Camelot est en danger ! Saurez- vous sauver la mythique cité des terribles dangers qui la guettent ?Les
Chevaliers de la Table Ronde est jeu de plateau particulier, car les joueurs vont devoir collaborer pour vaincre la mécanique de jeu et remporter une victoire collective.
La lutte éternelle du bien contre le malChaque joueur incarne un célèbre chevalier issu du mythe arthurien. Il reçoit la figurine correspondante : cette dernière servira à indiquer la position du joueur sur le plateau de jeu. De plus, le chevalier dispose d’une fiche de personnage qui lui est propre, sur laquelle on peut trouver le résumé de l’essentiel des règles ainsi que la description de son pouvoir spécial.
Le mal se répandÀ son tour, un joueur doit participer à deux phases. Dans un premier temps, il doit se frotter à la progression du mal qui se matérialise en jeu par deux effets négatifs. Soit il pioche une carte noire qui est porteuse de mauvaises nouvelles, soit il ajoute un engin de siège autour de Camelot. L’une des conditions de défaite des joueurs est l’encerclement de la cité par 12 engins de siège. Heureusement, le preux chevalier est capable d’écarter ces dangers en sacrifiant un point de Bravoure. Bien que cet acte de vaillance permette au groupe de « souffler », ceci n’est pas sans conséquence. En effet, la mort intervient à la perte de l’ultime point de Bravoure et le décès de tous les chevaliers (excepté le félon) entraine une défaite.
Héroïsme 
Lors de la seconde phase, le joueur peut réaliser jusqu’à 2 actions diverses (se déplacer, se soigner, etc.) pour tâcher de faire triompher le bien. L’une d’entre elles est l’accomplissement d’une action héroïque spécifique à une quête. Si l’une des 7 quêtes est menée à terme (repousser les Pictes, battre le chevalier noir, etc.), des conséquences bénéfiques sont appliquées, telles que la récupération de cartes blanches (favorables au camp du bien) et d’une ou plusieurs épées blanches. Ces dernières sont placées sur les emplacements dédiés de la table ronde. Si 12 épées sont posées et qu’elles sont majoritairement blanches, cela signifie que les joueurs ont vaincu le jeu et ils gagnent la partie. Lorsque le mal accomplit une quête grâce aux effets des cartes noires piochées, des épées noires sont placées sur la fameuse table. Si 7 de ces sombres lames polluent ce symbole arthurien, la défaite est assurée ! C’est le jeu qui l’emporte !
Quelques quêtes sont plus difficiles à réaliser (Excalibur, Saint Graal, Lancelot), mais aussi plus gratifiantes, puisqu’elles permettent d’acquérir de puissants artefacts légendaires dont le rôle est de donner un sérieux coup de pouce au camp du bien.

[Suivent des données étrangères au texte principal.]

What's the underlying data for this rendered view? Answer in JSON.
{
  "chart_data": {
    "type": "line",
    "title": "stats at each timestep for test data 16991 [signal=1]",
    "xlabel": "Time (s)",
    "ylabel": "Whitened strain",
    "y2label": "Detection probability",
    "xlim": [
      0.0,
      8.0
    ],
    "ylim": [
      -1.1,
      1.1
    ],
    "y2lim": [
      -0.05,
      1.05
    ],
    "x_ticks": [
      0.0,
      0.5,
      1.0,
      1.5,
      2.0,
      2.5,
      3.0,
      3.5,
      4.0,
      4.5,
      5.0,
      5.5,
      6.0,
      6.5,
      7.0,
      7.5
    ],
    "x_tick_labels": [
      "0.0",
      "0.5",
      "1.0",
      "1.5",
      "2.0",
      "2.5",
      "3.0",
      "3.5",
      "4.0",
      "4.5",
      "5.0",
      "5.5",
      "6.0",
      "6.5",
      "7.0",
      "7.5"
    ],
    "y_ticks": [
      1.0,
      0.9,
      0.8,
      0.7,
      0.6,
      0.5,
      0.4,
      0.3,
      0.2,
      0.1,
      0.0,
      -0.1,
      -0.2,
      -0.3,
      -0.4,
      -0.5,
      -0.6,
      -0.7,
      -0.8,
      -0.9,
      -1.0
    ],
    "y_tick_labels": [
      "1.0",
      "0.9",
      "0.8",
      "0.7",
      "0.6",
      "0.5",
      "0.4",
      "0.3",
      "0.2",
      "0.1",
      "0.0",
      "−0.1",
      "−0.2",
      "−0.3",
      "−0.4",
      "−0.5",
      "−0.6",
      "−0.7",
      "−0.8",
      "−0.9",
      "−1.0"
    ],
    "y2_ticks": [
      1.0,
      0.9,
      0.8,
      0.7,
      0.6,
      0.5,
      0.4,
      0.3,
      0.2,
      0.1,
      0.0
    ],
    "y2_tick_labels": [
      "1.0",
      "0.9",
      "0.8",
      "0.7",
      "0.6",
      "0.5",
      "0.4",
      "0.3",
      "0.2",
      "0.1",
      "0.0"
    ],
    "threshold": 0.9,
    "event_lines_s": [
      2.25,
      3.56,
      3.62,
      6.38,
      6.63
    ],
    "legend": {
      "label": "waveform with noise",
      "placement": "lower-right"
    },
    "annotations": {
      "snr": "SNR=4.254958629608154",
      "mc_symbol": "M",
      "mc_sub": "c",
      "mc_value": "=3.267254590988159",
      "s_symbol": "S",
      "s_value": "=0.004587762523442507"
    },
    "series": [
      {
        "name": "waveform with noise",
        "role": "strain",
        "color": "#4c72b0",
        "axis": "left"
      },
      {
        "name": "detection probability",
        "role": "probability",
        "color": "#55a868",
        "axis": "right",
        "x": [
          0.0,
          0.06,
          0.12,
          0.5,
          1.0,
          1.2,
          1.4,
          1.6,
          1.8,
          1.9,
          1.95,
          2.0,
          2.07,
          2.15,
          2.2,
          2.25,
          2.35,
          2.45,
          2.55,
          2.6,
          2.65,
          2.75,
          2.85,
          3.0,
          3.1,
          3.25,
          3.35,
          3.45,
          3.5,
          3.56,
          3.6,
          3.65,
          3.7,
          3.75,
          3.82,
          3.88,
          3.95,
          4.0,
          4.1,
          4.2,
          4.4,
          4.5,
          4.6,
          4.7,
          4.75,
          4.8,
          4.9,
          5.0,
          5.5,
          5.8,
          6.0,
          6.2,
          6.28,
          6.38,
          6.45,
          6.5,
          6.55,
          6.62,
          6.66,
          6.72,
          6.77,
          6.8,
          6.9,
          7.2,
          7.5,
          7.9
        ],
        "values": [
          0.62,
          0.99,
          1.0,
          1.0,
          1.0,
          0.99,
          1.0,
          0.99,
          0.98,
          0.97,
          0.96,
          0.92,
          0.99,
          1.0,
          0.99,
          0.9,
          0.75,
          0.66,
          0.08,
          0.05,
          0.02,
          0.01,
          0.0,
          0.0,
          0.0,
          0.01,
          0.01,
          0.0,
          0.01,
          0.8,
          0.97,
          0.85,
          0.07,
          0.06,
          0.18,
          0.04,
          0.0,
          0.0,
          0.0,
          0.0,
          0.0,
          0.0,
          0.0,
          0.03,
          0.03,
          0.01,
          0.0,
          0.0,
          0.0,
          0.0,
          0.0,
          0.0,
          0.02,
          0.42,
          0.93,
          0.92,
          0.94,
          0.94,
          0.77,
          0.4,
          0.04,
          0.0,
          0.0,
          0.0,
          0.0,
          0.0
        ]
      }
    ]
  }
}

Les mécanismes de jeu encouragent grandement les joueurs à coopérer, et la qualité des échanges verbaux sera la condition sine qua non d’une collaboration efficace. Il est ainsi possible de faire des déclarations d’intention qui donneront de précieuses indications à vos compagnons. Sans compter que cela participe à l’ambiance « jeu de rôle » qui se dégage d’une partie : « J’ai entendu dire que ces vils Saxons se sont à nouveau mis en marche… Je m’en vais les affronter ! » Les informations divulguées doivent être générales et non explicites sur la valeur des cartes ou des mécanismes de jeu. Il est même autorisé de mentir…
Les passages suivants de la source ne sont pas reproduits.